Westmont’s Anna Ferg, commissioned as a lieutenant, went to the combat zones in the Middle East.
“I shall never forget the beautiful sunsets and sunrises,” she wrote to her parents back home while she traveled there.
A January 1943 report that appeared in the Johnstown Tribune indicated that nurses who received their training at Memorial Hospital were serving across the world. Forty were in the military. In the South Pacific, they were living in tents and using kerosene lamps. In New Guinea, they moved to huts later on.
Lt. Odella Shawley wrote a letter home during that time from Africa.
“Please do not think of me as being noble or brave for being on foreign duty. I thoroughly enjoy it. However I hope next Christmas finds me back in Pennsylvania. The more I see of the world the more I realize what a privilege it is to be an American.”
The first women marines from the area were Dale’s Margaret Walters and Windber’s Pearl Probert. When the office opened, it was estimated that 100 women asked about serving.
Nursing wasn’t the only role that women filled in the military. Administrative positions were also given to them, as were those in the kitchen. Ida Wendell, of Altoona, was a cook after she enlisted in WAAC.
“My line of work is with the cooks and bakers, in other words the backbone of the Army and the most important branch” she wrote the Johnstown Tribune in February 1943. “I think cooking is an art and to be able to keep the soldiers and people of America healthy and well fed is one of the most worthwhile jobs one can do.”
The women saw the destruction and havoc wrought by war. When Windber’s Edna Gibson returned home, she told the newspaper about an 18-month-old child she administered first aid to for burned legs. Later on the mother of the child returned and asked that Gibson take care of her toddler.
Guise said some of the nurses could be in dangerous situations.
“There were instances where women serving overseas were subject to aerial bombardment, to being near danger of being captured. They also flew overseas in planes that weren’t bullet-proof. There were women killed in plane crashes. There were also nurses who were captured as (Prisoners of War) in the Philippines. Anyone in service was putting themselves in danger in some form.

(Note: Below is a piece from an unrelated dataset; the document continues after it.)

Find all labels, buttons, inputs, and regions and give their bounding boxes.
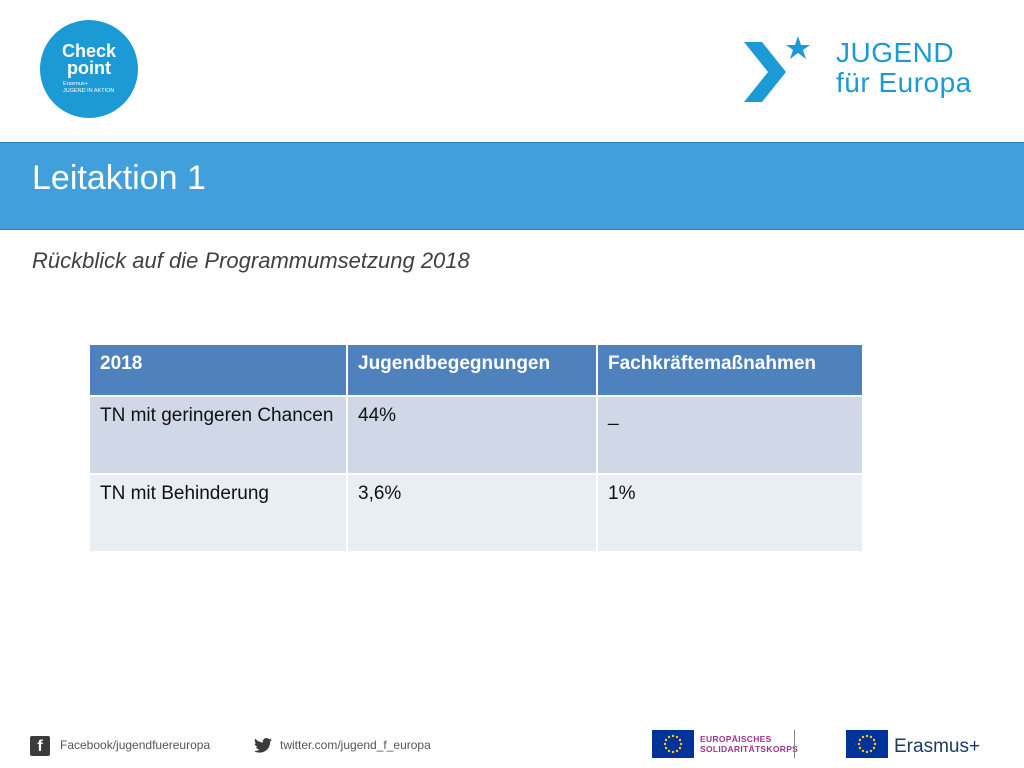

But women working in factories certainly were also oftentimes putting themselves at risk.”
That happened in New Guinea, when Gabryjolek was there, according to an Associated Press article at the time, and In January 1944, Nazi bombers sank a hospital ship near Italy. One of the nurses on board was Lt. Laura Ruth Hindman of Johnstown. Both survived.
Much like today, women then often got targeted with malicious gossip or misogyny because they led unconventional lives that stepped outside of the feminine roles, according to Guise.

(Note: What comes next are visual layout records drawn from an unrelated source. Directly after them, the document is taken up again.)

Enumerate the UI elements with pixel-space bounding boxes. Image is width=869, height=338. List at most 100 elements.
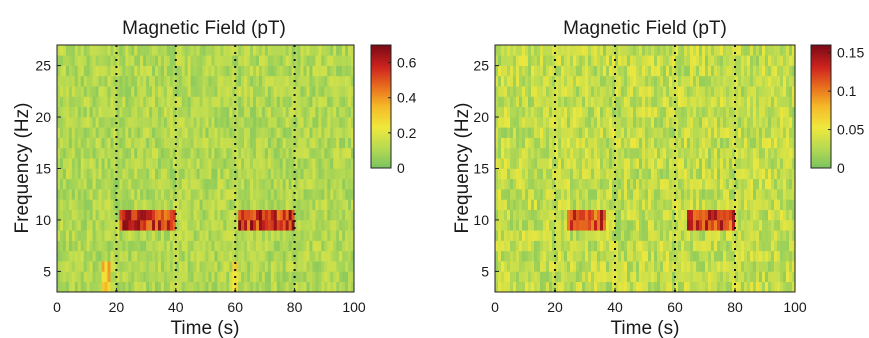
heatmap-cell	[342, 127, 346, 138]
heatmap-cell	[630, 106, 634, 118]
heatmap-cell	[98, 178, 102, 190]
heatmap-cell	[657, 261, 661, 272]
heatmap-cell	[495, 219, 499, 231]
heatmap-cell	[738, 106, 742, 118]
heatmap-cell	[163, 106, 168, 118]
heatmap-cell	[570, 219, 574, 231]
heatmap-cell	[600, 55, 604, 66]
colorbar-segment	[371, 163, 391, 167]
heatmap-cell	[264, 106, 269, 118]
heatmap-cell	[238, 281, 242, 293]
heatmap-cell	[175, 75, 180, 87]
heatmap-cell	[98, 55, 102, 66]
heatmap-cell	[137, 45, 141, 56]
heatmap-cell	[600, 209, 604, 221]
heatmap-cell	[143, 281, 147, 293]
heatmap-cell	[86, 168, 90, 180]
heatmap-cell	[312, 271, 316, 283]
heatmap-cell	[309, 281, 313, 293]
heatmap-cell	[549, 209, 553, 221]
heatmap-cell	[86, 55, 90, 66]
heatmap-cell	[235, 45, 239, 56]
heatmap-cell	[270, 281, 275, 293]
colorbar-segment	[811, 94, 831, 97]
heatmap-cell	[226, 199, 230, 210]
heatmap-cell	[351, 75, 355, 87]
heatmap-cell	[729, 55, 733, 66]
heatmap-cell	[217, 189, 221, 200]
heatmap-cell	[630, 86, 634, 97]
heatmap-cell	[606, 86, 610, 97]
heatmap-cell	[651, 271, 655, 283]
heatmap-cell	[684, 147, 688, 159]
heatmap-cell	[714, 65, 718, 77]
heatmap-cell	[226, 96, 230, 108]
heatmap-cell	[615, 86, 619, 97]
colorbar-tick-label: 0.4	[397, 90, 417, 106]
heatmap-cell	[238, 168, 242, 180]
heatmap-cell	[205, 168, 209, 180]
heatmap-cell	[525, 86, 529, 97]
heatmap-cell	[95, 117, 99, 128]
heatmap-cell	[534, 219, 538, 231]
heatmap-cell	[624, 55, 628, 66]
heatmap-cell	[318, 168, 322, 180]
heatmap-cell	[205, 137, 209, 149]
heatmap-cell	[57, 96, 61, 108]
heatmap-cell	[342, 219, 346, 231]
heatmap-cell	[573, 147, 577, 159]
heatmap-cell	[498, 168, 502, 180]
heatmap-cell	[744, 209, 748, 221]
heatmap-cell	[134, 219, 138, 231]
heatmap-cell	[648, 65, 652, 77]
heatmap-cell	[336, 209, 340, 221]
heatmap-cell	[327, 137, 331, 149]
heatmap-cell	[250, 178, 254, 190]
heatmap-cell	[690, 219, 694, 231]
heatmap-cell	[351, 147, 355, 159]
heatmap-cell	[513, 178, 517, 190]
heatmap-cell	[780, 261, 784, 272]
heatmap-cell	[651, 86, 655, 97]
heatmap-cell	[345, 55, 349, 66]
heatmap-cell	[217, 147, 221, 159]
heatmap-cell	[777, 199, 781, 210]
heatmap-cell	[606, 178, 610, 190]
heatmap-cell	[738, 199, 742, 210]
heatmap-cell	[738, 65, 742, 77]
heatmap-cell	[786, 106, 790, 118]
heatmap-cell	[89, 240, 93, 252]
heatmap-cell	[282, 199, 286, 210]
heatmap-cell	[342, 65, 346, 77]
heatmap-cell	[516, 117, 520, 128]
heatmap-cell	[187, 86, 191, 97]
heatmap-cell	[285, 189, 289, 200]
heatmap-cell	[223, 219, 227, 231]
heatmap-cell	[181, 199, 186, 210]
heatmap-cell	[276, 250, 281, 262]
heatmap-cell	[157, 117, 162, 128]
heatmap-cell	[71, 261, 76, 272]
heatmap-cell	[516, 55, 520, 66]
heatmap-cell	[226, 55, 230, 66]
heatmap-cell	[306, 250, 310, 262]
heatmap-cell	[636, 219, 640, 231]
heatmap-cell	[525, 219, 529, 231]
heatmap-cell	[498, 55, 502, 66]
heatmap-cell	[276, 168, 281, 180]
heatmap-cell	[525, 45, 529, 56]
heatmap-cell	[146, 117, 150, 128]
heatmap-cell	[62, 209, 67, 221]
heatmap-cell	[573, 65, 577, 77]
heatmap-cell	[116, 96, 120, 108]
heatmap-cell	[65, 281, 70, 293]
heatmap-cell	[193, 75, 197, 87]
heatmap-cell	[759, 240, 763, 252]
heatmap-cell	[152, 281, 156, 293]
heatmap-cell	[324, 199, 328, 210]
heatmap-cell	[759, 75, 763, 87]
heatmap-cell	[137, 55, 141, 66]
heatmap-cell	[519, 65, 523, 77]
heatmap-cell	[753, 199, 757, 210]
heatmap-cell	[534, 168, 538, 180]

“People who did something different or unexpected got that,” Guise said. “It sometimes stems from a feeling or fear of being threatened. But I think women, there were certain expectations of how a woman should behave or dress. Those were relaxed during war times. I think war also opened a lot of opportunities for women. Those were not always unchallenged by the American population in general, but also by other women and men.”